The unique constraint guarantees database‑level uniqueness, but concurrent application checks can still pass simultaneously, leading to duplicate attempts that are resolved by the constraint. Use the constraint as a safety net, not as the sole prevention method.

Summary

MySQL deadlock troubleshooting hinges on three pillars:

Read and interpret the deadlock log. Enable innodb_print_all_deadlocks to capture detailed logs, then focus on the HOLDS THE LOCK(S) and WAITING FOR THIS LOCK TO BE GRANTED sections to identify the conflicting resources.

Understand InnoDB’s lock mechanisms.

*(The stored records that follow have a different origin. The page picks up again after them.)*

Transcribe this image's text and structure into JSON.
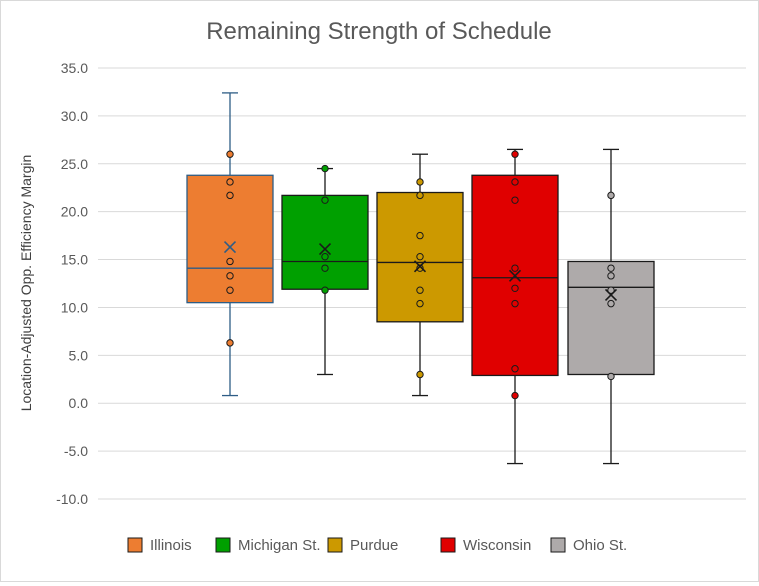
{
  "chart_data": {
    "type": "box",
    "title": "Remaining Strength of Schedule",
    "xlabel": "",
    "ylabel": "Location-Adjusted Opp. Efficiency Margin",
    "ylim": [
      -10,
      35
    ],
    "yticks": [
      "35.0",
      "30.0",
      "25.0",
      "20.0",
      "15.0",
      "10.0",
      "5.0",
      "0.0",
      "-5.0",
      "-10.0"
    ],
    "ytick_values": [
      35,
      30,
      25,
      20,
      15,
      10,
      5,
      0,
      -5,
      -10
    ],
    "grid": true,
    "legend_position": "bottom",
    "series": [
      {
        "name": "Illinois",
        "color": "#ED7D31",
        "stroke": "#2E5D86",
        "min": 0.8,
        "q1": 10.5,
        "median": 14.1,
        "q3": 23.8,
        "max": 32.4,
        "mean": 16.3,
        "points": [
          26.0,
          23.1,
          21.7,
          14.8,
          13.3,
          11.8,
          6.3
        ]
      },
      {
        "name": "Michigan St.",
        "color": "#00A000",
        "stroke": "#1a1a1a",
        "min": 3.0,
        "q1": 11.9,
        "median": 14.8,
        "q3": 21.7,
        "max": 24.5,
        "mean": 16.1,
        "points": [
          24.5,
          21.2,
          15.3,
          14.1,
          11.8
        ]
      },
      {
        "name": "Purdue",
        "color": "#CC9900",
        "stroke": "#1a1a1a",
        "min": 0.8,
        "q1": 8.5,
        "median": 14.7,
        "q3": 22.0,
        "max": 26.0,
        "mean": 14.3,
        "points": [
          23.1,
          21.7,
          17.5,
          15.3,
          14.1,
          11.8,
          10.4,
          3.0
        ]
      },
      {
        "name": "Wisconsin",
        "color": "#E00000",
        "stroke": "#1a1a1a",
        "min": -6.3,
        "q1": 2.9,
        "median": 13.1,
        "q3": 23.8,
        "max": 26.5,
        "mean": 13.3,
        "points": [
          26.0,
          23.1,
          21.2,
          14.1,
          12.0,
          10.4,
          3.6,
          0.8
        ]
      },
      {
        "name": "Ohio St.",
        "color": "#AEAAAA",
        "stroke": "#1a1a1a",
        "min": -6.3,
        "q1": 3.0,
        "median": 12.1,
        "q3": 14.8,
        "max": 26.5,
        "mean": 11.3,
        "points": [
          21.7,
          14.1,
          13.3,
          11.8,
          10.4,
          2.8
        ]
      }
    ]
  }
}
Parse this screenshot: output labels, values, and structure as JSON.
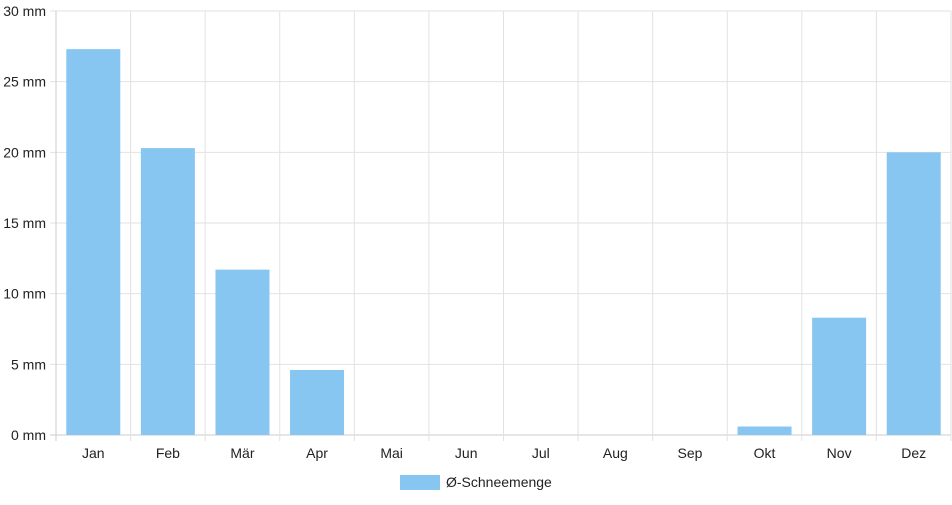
{
  "chart_data": {
    "type": "bar",
    "categories": [
      "Jan",
      "Feb",
      "Mär",
      "Apr",
      "Mai",
      "Jun",
      "Jul",
      "Aug",
      "Sep",
      "Okt",
      "Nov",
      "Dez"
    ],
    "series": [
      {
        "name": "Ø-Schneemenge",
        "values": [
          27.3,
          20.3,
          11.7,
          4.6,
          0,
          0,
          0,
          0,
          0,
          0.6,
          8.3,
          20.0
        ]
      }
    ],
    "yticks": [
      "0 mm",
      "5 mm",
      "10 mm",
      "15 mm",
      "20 mm",
      "25 mm",
      "30 mm"
    ],
    "ylim": [
      0,
      30
    ],
    "y_step": 5,
    "grid": true,
    "legend_position": "bottom-center",
    "colors": {
      "bar": "#88c6f2",
      "grid": "#e2e2e2",
      "axis": "#cccccc",
      "text": "#222222"
    }
  }
}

Recognise how Next‑Key locks, gap locks, and row locks behave under REPEATABLE READ, and why range queries or unique‑index checks can cause circular waits.

Optimize both business logic and SQL. Application‑level distributed locks, message queues, optimistic locking, proper indexing, and aligned SQL ordering often yield greater reductions in deadlock frequency than pure SQL rewrites.

Never rely on a database restart to “fix” deadlocks; it merely masks the symptom. By systematically analysing logs, adjusting lock settings, and applying the remediation patterns above, you can keep deadlock rates within an acceptable range and ensure graceful handling (retry or idempotent operations) when they do occur.